Glioblastomas (GBM) are lethal brain tumors for which surgical resection followed by treatment with ionizing radiation (IR) and concurrent administration of Temozolomide (TMZ) is the mainstay of therapy.  These tumors are extremely radioresistant, and resistance to radiation is one of the primary causes of therapy failure. Therefore, there is an urgent need for rational radiosensitization approaches to improve GBM therapy. IR induces double strand breaks (DSBs) in the DNA, and these are extremely deleterious lesions that can be repaired either by error-prone non-homologous end joining (NHEJ)  or the error-free homologous recombination (HR) pathway. Research in our and other laboratories has shown that the ATR kinase promotes the HR pathway. We therefore hypothesized that ATR inhibition would block DSB repair in rapidly-dividing GBM cells that are HR dependent but not in non-dividing normal brain cells that are dependent upon NHEJ for repair. 

Material and Methods

A panel of GBM cell lines and normal human astrocytes were treated with VX-803 and/or IR and assessed for multiple endpoints including HR, DSB repair, and cell survival. PDX mouse models of GBM were treated with VX-803 followed by XRT and monitored for tumor growth and survival of tumor bearing mice. In addition, the effect of the drug on tumor cells versus normal brain cells was assessed by immunostaining for DSB markers. 

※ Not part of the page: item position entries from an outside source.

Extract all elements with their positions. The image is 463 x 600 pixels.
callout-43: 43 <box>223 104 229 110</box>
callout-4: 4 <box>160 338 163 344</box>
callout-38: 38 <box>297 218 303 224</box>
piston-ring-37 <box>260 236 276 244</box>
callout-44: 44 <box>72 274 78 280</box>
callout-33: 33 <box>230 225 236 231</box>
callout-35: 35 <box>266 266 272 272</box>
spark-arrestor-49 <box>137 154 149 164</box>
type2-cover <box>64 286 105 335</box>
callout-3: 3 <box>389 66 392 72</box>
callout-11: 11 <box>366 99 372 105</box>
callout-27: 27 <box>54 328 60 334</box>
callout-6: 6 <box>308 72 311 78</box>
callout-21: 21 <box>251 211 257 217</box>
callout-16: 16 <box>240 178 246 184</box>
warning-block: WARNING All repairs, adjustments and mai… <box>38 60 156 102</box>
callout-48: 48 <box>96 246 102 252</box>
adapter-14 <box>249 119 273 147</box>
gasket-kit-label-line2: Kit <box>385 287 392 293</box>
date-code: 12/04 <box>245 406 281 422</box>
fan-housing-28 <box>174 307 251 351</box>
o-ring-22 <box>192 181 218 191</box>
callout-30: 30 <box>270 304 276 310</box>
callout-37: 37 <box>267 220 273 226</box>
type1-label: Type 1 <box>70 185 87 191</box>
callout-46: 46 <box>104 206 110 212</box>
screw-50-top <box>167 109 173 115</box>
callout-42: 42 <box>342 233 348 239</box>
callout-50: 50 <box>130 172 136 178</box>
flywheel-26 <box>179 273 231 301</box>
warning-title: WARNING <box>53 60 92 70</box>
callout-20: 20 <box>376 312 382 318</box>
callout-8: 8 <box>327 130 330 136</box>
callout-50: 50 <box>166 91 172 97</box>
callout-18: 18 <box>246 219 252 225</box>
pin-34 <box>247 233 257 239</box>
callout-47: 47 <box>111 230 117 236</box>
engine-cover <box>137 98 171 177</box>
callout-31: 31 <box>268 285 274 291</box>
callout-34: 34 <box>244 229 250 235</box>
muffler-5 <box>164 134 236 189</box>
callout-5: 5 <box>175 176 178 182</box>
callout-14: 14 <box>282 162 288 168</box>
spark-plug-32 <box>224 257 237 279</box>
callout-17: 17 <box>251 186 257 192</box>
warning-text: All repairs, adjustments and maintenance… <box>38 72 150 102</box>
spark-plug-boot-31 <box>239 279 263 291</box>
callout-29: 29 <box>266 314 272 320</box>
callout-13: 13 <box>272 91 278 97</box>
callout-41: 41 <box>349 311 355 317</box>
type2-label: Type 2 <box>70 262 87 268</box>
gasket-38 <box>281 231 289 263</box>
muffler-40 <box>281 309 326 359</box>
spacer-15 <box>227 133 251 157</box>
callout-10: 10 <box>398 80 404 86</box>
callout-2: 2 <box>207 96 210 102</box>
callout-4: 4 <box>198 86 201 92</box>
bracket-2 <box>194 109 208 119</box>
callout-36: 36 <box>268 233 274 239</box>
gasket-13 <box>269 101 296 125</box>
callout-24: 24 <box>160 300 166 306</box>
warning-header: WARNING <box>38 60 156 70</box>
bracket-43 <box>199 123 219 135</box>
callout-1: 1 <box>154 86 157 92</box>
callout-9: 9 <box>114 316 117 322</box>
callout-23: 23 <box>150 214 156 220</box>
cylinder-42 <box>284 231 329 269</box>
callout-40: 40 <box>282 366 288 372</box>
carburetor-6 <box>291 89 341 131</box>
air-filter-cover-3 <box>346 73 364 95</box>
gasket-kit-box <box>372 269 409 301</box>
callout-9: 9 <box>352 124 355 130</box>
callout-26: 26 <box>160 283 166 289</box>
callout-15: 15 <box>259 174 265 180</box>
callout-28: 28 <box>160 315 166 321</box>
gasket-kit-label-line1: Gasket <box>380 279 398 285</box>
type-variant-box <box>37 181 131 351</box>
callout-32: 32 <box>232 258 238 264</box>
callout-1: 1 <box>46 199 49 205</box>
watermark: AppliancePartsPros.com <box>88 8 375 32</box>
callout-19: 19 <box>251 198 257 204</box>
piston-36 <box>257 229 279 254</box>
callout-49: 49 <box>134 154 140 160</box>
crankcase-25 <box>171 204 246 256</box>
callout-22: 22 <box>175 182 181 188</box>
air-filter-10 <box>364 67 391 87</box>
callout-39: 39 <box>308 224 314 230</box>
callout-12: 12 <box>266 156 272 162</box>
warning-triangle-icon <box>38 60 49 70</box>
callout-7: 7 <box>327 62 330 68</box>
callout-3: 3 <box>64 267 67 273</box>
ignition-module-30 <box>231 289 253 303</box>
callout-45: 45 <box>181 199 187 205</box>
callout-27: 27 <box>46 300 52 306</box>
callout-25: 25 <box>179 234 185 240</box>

We find that VX-803 blocks HR and DSB repair in a panel of GBM cell lines but does not significantly affect repair in non-dividing normal human astrocytes. Hence, treatment with VX-803 sensitizes GBM lines to IR in vitro as measured by the colony formation assay. In vivo, we find that the drug can cross the blood-brain barrier and, in conjunction with IR, block DNA repair in intracranial tumors, attenuate tumor growth, and consequently extend survival of tumor-bearing mice. Importantly, the drug does not significantly affect DSB repair in normal brain cells indicating that ATR inhibition might selectively block repair in GBM cells resulting in increased tumor control with minimal normal tissue toxicity. 


Our results indicate that regulation of HR by ATR is critical for optimal DSB repair, especially in rapidly-dividing GBM cells, and that ATR inhibition could be used to improve GBM radiotherapy in the clinic.